Once I got to the ward definitely more difficult as staff were so so so busy but I think so long as you have someone with you it's manageable. I think there's a good chance you will get a private room if your CS is being done privately but I would say do keep DH with you just in terms of being able to pass things and pass you the baby for feeding etc. That being said you hopefully won't be super exhausted as the CS is planned so you should hopefully have slept (as well as a 40 week pregnant lady can sleep!) the night before. So maybe play that bit of him staying by ear.
I found breastfeeding support was good and I went home being able to feed and only encountered problems later on but I've met a few women who've delivered there who had tongue ties missed in the baby despite frequent checks so worth bearing in mind.
I think it sounds like you are fore warned and fore armed and you'll feel better having the contact details of the breastfeeding support and knowing you can have your DH there if you need it, but can equally send him home to rest afterwards.

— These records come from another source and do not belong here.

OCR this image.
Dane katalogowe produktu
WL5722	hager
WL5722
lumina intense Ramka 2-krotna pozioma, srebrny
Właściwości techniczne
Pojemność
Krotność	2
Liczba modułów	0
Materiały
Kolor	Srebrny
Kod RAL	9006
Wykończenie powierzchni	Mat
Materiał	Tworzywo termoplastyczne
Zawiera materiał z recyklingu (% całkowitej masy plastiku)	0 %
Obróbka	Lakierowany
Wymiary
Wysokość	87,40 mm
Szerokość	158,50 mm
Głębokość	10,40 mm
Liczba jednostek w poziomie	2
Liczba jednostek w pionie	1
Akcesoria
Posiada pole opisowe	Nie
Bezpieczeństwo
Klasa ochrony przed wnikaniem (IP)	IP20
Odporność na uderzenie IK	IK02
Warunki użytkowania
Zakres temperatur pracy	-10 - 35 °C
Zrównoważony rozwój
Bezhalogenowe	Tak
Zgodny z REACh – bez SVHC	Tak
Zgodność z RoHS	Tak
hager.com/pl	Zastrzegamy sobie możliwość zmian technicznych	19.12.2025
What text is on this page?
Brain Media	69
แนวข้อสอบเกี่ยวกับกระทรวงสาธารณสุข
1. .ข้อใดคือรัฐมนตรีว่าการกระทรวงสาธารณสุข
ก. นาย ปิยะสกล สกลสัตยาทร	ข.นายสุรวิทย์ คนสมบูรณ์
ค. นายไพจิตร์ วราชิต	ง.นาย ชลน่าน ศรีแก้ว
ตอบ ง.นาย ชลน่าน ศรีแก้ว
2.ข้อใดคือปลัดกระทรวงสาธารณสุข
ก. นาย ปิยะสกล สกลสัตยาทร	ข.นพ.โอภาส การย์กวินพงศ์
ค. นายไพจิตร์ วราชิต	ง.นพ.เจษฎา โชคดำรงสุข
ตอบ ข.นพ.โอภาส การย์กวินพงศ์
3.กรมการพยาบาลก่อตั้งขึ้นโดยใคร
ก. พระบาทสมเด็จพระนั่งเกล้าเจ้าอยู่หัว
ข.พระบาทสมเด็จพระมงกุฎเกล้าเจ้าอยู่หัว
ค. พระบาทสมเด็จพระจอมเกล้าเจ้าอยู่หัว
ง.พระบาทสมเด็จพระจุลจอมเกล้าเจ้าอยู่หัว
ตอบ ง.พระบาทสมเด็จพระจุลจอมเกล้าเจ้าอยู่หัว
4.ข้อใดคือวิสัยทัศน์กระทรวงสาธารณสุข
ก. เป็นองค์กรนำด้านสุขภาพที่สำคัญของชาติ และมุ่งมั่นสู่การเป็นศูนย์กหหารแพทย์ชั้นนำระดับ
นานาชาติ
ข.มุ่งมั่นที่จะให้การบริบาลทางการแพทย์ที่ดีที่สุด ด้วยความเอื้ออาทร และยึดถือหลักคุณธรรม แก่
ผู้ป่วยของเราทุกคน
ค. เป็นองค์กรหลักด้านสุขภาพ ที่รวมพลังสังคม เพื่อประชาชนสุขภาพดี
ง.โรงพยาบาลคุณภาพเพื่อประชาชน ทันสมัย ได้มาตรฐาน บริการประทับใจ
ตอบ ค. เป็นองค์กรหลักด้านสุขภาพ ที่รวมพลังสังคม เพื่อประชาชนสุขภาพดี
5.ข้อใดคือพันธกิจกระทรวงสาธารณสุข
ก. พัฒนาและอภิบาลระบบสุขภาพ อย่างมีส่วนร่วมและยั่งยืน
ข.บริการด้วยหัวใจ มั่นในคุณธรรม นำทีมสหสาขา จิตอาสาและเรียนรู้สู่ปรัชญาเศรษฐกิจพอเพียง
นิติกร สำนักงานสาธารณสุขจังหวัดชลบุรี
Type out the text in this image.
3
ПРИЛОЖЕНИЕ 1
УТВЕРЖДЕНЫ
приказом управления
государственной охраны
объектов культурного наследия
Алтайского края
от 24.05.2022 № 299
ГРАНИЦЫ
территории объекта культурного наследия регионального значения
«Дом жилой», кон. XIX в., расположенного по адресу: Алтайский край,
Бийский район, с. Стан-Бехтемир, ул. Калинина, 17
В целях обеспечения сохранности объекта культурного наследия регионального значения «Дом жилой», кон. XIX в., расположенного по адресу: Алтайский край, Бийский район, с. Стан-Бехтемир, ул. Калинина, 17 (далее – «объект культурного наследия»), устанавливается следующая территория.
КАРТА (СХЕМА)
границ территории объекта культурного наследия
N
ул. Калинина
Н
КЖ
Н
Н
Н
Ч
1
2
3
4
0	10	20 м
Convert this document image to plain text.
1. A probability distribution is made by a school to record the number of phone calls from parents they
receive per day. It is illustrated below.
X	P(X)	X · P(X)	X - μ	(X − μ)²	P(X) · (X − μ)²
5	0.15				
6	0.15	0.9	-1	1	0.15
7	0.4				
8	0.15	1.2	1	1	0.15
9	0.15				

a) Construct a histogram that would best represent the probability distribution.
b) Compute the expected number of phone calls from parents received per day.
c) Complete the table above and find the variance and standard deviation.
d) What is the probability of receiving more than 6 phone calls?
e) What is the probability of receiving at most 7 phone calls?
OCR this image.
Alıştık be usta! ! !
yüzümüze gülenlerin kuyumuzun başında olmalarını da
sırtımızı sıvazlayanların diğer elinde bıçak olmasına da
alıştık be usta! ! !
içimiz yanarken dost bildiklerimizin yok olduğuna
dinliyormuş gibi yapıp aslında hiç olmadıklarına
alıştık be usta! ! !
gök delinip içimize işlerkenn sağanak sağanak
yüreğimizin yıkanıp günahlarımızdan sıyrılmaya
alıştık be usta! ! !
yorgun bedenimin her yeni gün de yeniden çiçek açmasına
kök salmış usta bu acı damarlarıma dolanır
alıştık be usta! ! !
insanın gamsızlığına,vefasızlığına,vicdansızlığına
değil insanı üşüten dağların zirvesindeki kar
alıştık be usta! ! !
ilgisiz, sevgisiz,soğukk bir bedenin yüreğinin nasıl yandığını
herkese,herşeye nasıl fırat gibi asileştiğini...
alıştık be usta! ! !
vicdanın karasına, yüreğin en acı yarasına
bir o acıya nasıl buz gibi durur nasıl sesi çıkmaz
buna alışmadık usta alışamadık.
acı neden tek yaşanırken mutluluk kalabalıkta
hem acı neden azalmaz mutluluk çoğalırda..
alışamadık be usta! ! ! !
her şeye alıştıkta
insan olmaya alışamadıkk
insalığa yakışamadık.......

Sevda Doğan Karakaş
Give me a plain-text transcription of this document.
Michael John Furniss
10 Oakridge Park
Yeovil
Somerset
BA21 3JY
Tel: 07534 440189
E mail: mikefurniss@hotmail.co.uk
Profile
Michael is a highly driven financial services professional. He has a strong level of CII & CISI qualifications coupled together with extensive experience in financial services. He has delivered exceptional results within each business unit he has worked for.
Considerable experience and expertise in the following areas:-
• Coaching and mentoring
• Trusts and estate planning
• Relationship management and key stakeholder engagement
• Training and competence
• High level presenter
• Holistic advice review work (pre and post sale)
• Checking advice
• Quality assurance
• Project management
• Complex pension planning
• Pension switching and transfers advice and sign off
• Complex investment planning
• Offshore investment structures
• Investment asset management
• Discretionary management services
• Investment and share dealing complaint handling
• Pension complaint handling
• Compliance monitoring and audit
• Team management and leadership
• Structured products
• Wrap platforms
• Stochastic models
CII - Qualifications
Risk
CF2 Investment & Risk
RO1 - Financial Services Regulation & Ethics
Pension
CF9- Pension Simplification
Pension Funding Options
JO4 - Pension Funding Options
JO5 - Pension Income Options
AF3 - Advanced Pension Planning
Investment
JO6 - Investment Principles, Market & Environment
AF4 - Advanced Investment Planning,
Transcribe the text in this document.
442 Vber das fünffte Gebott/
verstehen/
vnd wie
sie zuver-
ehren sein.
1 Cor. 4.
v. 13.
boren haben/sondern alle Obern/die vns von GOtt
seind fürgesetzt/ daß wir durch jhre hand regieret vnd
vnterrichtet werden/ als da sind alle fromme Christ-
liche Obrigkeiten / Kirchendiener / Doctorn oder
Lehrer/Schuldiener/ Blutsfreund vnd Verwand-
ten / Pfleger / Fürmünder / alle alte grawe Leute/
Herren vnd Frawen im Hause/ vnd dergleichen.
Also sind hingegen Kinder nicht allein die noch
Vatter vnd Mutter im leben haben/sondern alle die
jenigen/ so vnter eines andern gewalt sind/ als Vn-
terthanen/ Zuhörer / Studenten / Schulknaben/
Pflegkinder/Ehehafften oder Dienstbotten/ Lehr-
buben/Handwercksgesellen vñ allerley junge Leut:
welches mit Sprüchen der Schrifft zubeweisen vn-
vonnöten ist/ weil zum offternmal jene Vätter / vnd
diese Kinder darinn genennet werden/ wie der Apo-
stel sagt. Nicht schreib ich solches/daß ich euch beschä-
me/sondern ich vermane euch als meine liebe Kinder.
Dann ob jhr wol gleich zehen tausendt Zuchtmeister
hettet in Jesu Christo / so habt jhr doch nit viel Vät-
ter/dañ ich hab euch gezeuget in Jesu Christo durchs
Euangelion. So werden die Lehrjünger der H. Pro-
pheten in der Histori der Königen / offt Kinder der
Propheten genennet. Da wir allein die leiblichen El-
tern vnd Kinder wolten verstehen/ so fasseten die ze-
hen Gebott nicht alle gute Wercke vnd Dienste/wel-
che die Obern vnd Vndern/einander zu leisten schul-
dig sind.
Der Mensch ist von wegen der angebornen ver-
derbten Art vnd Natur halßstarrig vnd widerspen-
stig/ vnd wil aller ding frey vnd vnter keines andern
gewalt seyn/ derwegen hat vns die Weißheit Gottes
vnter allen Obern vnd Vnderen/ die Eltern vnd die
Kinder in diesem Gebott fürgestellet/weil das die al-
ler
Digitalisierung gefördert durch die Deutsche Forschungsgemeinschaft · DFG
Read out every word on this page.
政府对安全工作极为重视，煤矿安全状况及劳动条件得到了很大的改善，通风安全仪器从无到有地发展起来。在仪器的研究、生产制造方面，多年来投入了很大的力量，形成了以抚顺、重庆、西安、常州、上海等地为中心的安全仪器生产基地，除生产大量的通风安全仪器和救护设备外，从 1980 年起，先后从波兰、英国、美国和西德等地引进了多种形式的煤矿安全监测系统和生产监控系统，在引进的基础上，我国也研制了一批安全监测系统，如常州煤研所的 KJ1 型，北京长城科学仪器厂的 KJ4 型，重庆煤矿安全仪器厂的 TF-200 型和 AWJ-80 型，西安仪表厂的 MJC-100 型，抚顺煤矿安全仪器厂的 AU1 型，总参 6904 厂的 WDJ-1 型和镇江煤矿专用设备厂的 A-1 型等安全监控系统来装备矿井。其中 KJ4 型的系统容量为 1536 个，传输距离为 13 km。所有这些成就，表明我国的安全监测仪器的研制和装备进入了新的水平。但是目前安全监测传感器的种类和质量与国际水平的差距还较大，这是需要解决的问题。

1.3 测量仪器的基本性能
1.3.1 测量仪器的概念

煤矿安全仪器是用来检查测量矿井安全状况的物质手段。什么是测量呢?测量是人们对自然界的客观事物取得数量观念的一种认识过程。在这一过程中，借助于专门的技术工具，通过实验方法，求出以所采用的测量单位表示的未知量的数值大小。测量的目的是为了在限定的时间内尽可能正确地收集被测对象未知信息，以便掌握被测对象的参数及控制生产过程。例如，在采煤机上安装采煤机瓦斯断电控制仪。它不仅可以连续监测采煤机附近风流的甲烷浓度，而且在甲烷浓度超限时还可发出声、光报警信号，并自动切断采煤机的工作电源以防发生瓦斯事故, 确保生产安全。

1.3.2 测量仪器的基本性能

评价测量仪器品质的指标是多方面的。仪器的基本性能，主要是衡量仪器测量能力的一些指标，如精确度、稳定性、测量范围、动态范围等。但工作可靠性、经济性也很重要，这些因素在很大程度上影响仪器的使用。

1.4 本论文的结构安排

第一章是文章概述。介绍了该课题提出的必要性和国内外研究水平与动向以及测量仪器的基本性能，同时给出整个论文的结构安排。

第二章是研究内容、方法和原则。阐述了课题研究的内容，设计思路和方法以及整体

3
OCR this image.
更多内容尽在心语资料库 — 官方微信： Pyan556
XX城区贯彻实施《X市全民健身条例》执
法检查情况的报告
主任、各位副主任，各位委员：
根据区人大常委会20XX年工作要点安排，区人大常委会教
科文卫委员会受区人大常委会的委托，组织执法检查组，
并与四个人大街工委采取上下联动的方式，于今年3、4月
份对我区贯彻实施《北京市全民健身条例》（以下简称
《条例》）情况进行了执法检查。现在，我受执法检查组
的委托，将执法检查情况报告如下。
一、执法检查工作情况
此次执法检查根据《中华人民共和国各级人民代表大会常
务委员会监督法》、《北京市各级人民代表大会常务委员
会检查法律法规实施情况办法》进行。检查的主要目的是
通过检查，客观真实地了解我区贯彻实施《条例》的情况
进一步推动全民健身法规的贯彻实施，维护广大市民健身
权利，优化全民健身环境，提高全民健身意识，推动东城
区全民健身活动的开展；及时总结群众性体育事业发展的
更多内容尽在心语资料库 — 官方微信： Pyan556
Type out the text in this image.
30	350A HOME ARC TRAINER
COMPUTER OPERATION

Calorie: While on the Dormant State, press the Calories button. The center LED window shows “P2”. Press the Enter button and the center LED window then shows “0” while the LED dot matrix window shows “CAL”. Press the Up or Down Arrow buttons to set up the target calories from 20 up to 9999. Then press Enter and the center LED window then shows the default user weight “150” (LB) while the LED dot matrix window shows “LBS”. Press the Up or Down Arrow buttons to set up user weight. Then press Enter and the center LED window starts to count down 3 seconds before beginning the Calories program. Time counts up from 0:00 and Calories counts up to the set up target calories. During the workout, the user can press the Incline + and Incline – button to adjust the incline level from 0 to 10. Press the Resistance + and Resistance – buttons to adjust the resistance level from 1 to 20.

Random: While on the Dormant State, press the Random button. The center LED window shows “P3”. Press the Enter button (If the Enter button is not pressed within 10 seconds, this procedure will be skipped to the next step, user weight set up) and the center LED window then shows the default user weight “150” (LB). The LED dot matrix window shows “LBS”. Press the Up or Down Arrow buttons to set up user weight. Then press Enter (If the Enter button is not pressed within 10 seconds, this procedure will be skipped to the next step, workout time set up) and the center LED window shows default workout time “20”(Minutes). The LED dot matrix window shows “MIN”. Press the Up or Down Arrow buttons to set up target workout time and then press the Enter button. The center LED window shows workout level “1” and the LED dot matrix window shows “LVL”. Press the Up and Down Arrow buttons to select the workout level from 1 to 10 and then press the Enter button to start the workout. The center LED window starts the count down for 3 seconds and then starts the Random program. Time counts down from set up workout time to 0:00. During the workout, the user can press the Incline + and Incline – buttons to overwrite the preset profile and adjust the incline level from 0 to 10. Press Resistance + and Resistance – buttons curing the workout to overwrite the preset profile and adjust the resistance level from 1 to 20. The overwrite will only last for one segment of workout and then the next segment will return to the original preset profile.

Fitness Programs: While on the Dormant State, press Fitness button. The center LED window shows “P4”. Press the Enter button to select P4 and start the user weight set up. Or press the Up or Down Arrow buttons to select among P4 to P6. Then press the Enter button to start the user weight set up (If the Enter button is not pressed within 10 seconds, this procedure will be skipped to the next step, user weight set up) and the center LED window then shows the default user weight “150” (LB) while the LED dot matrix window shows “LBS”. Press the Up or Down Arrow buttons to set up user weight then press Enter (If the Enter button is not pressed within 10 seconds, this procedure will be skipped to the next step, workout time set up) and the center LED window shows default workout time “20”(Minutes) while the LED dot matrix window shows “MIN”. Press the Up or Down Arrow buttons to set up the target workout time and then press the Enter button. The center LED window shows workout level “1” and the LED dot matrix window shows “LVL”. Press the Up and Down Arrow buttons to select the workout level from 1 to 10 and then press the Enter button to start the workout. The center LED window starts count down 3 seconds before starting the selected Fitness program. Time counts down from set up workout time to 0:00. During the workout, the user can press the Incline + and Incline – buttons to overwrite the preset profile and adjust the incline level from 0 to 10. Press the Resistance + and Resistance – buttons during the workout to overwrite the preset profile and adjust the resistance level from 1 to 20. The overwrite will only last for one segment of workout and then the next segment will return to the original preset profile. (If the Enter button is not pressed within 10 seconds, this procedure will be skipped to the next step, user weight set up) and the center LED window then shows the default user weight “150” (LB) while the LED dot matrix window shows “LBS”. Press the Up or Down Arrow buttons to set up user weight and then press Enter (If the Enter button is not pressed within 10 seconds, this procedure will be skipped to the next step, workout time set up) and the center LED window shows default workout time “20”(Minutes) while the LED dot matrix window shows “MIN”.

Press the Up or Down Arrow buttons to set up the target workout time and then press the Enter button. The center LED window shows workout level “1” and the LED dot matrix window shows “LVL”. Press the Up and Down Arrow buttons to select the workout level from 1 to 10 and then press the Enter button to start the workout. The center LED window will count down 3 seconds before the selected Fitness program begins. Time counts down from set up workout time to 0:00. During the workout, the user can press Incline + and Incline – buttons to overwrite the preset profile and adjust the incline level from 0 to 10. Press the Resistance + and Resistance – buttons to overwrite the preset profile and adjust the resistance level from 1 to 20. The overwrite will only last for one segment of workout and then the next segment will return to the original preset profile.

They do get you up on your feet very quickly after a CS to help mobility and reduce clotting risk so definitely keep on top of painkillers and I would bring in over the counter drugs (paracetamol and ibuprofen) just in case you are overlooked. Hopefully it won't happen but at least you'd be prepared!
If anyone would like to provide feedback about the service received at the NNUH, I'm the co-ordinator for the Maternity Services Liaison Committee and we currently have a survey on our site for those who have given birth in the last two years.
You can also email or contact us on Facebook
Thanks again for all of the advice, sherry4283 will the results of the survey be published and if so when and where please?
i go into my own world when in about so i really rely on my husband to look out for me and the baby. don't worry him being well-rested: he'll be sleeping better than you after the baby's born as he won't be on a hospital ward!